Concerns about a link between sodium–glucose cotransporter 2 (SGLT2) inhibitors and an increased risk of amputations first arose last year with the publication of CANVAS, two large-scale cardiovascular outcomes studies of canagliflozin. The results prompted the manufacturer of canagliflozin to issue a reminder of the importance of routine foot care in patients taking the drug. 

A recent observational study, published in the BMJ, has now linked SGLT2 inhibitors to a two-fold increase in the risks of amputation and diabetic ketoacidosis, although not to a range of other serious adverse events. 

Using data from several national health registers in Sweden and Denmark from 2013 to 2016, the researchers investigated the association between use of SGLT2 inhibitors (dapagliflozin, canagliflozin and empagliflozin) and seven serious adverse events of current concern: lower-limb amputation, bone fracture, diabetic ketoacidosis, acute kidney injury, serious urinary tract infection, venous thromboembolism, and acute pancreatitis.

A propensity score-matched cohort of new users of SGLT2 inhibitors (n=17,213) and new users of the active comparator, glucagon-like peptide 1 (GLP-1) receptor agonists (n=17,213), was analysed.

Small risk difference

Although the absolute risk differences were small, the researchers observed twofold increases in the risks of both lower-limb amputation and diabetic ketoacidosis with SGLT2 inhibitors compared with GLP-1 receptor agonists. There were 2.7 lower-limb amputations per 1000 person–years of treatment with SGLT2 inhibitors compared with 1.1 with GLP-1 receptor agonists (hazard ratio [HR] 2.32, 95% CI 1.37–3.91).
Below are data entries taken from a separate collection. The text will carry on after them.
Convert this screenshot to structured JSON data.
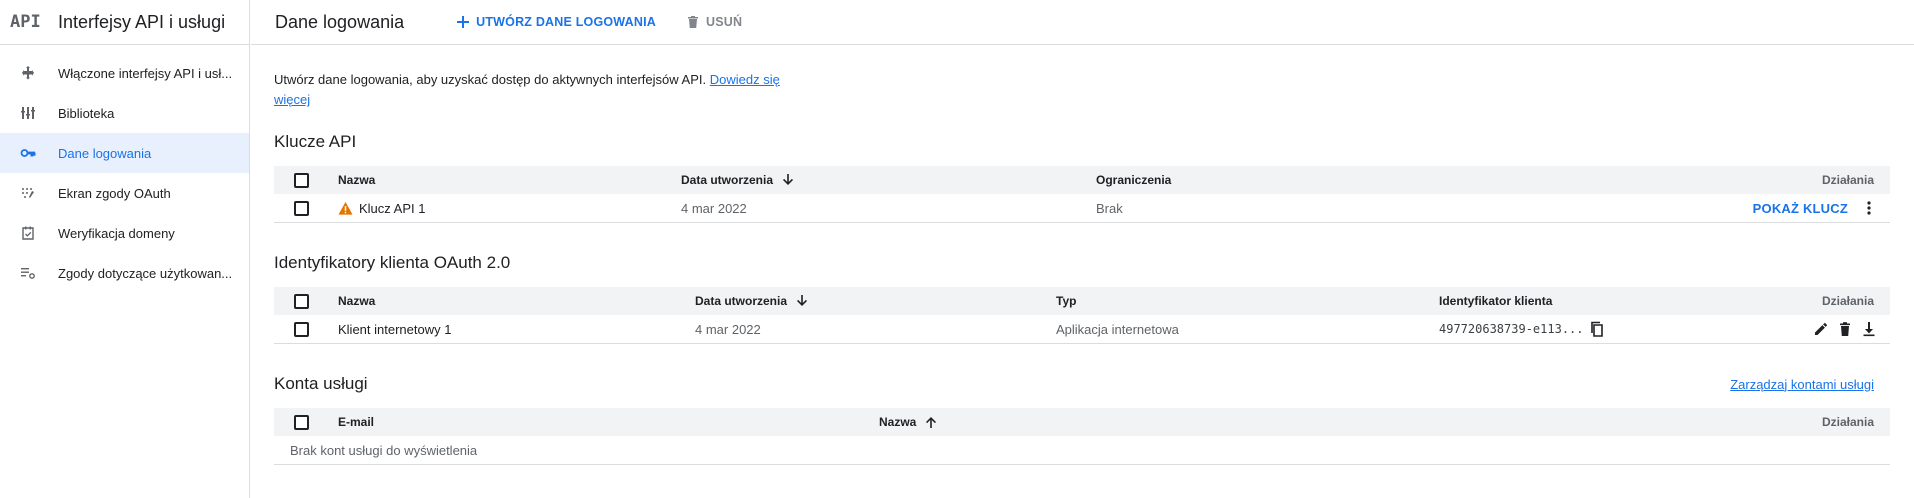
{
  "app": {
    "logo_text": "API",
    "title": "Interfejsy API i usługi"
  },
  "sidebar": {
    "items": [
      {
        "label": "Włączone interfejsy API i usł...",
        "icon": "move-icon",
        "active": false
      },
      {
        "label": "Biblioteka",
        "icon": "library-icon",
        "active": false
      },
      {
        "label": "Dane logowania",
        "icon": "key-icon",
        "active": true
      },
      {
        "label": "Ekran zgody OAuth",
        "icon": "oauth-dots-icon",
        "active": false
      },
      {
        "label": "Weryfikacja domeny",
        "icon": "calendar-check-icon",
        "active": false
      },
      {
        "label": "Zgody dotyczące użytkowan...",
        "icon": "list-settings-icon",
        "active": false
      }
    ]
  },
  "header": {
    "title": "Dane logowania",
    "create_label": "UTWÓRZ DANE LOGOWANIA",
    "delete_label": "USUŃ"
  },
  "intro": {
    "text": "Utwórz dane logowania, aby uzyskać dostęp do aktywnych interfejsów API.",
    "link": "Dowiedz się więcej"
  },
  "api_keys": {
    "title": "Klucze API",
    "columns": {
      "name": "Nazwa",
      "created": "Data utworzenia",
      "restrictions": "Ograniczenia",
      "actions": "Działania"
    },
    "rows": [
      {
        "name": "Klucz API 1",
        "created": "4 mar 2022",
        "restrictions": "Brak",
        "show_key": "POKAŻ KLUCZ"
      }
    ]
  },
  "oauth": {
    "title": "Identyfikatory klienta OAuth 2.0",
    "columns": {
      "name": "Nazwa",
      "created": "Data utworzenia",
      "type": "Typ",
      "client_id": "Identyfikator klienta",
      "actions": "Działania"
    },
    "rows": [
      {
        "name": "Klient internetowy 1",
        "created": "4 mar 2022",
        "type": "Aplikacja internetowa",
        "client_id": "497720638739-e113..."
      }
    ]
  },
  "service_accounts": {
    "title": "Konta usługi",
    "manage_link": "Zarządzaj kontami usługi",
    "columns": {
      "email": "E-mail",
      "name": "Nazwa",
      "actions": "Działania"
    },
    "empty_text": "Brak kont usługi do wyświetlenia"
  },
  "colors": {
    "accent": "#1a73e8",
    "active_bg": "#e8f0fe",
    "warning": "#e37400",
    "table_header_bg": "#f1f3f4"
  }
}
For diabetic ketoacidosis, the corresponding rates per 1000 person–years were 1.3 and 0.6, respectively (HR 2.14, 95% CI 1.014.52).
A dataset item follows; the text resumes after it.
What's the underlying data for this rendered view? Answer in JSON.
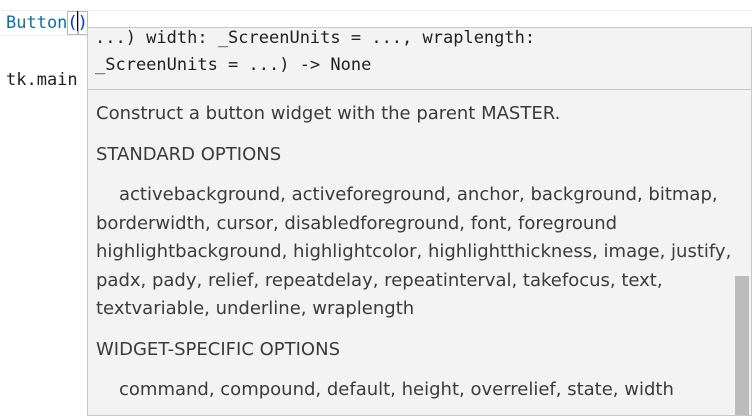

No significant association was observed between SGLT2 inhibitor use and the other five adverse events investigated.

Because of the observational nature of the study the researchers could not draw conclusions about cause and effect, or rule out the possibility that other unmeasured factors affected the results. The mechanism by which SGLT2 inhibitors might cause these possible adverse events is unknown.

It also remains unclear whether the increase in lower limb amputations is a class effect or specific to individual SGLT2 inhibitors.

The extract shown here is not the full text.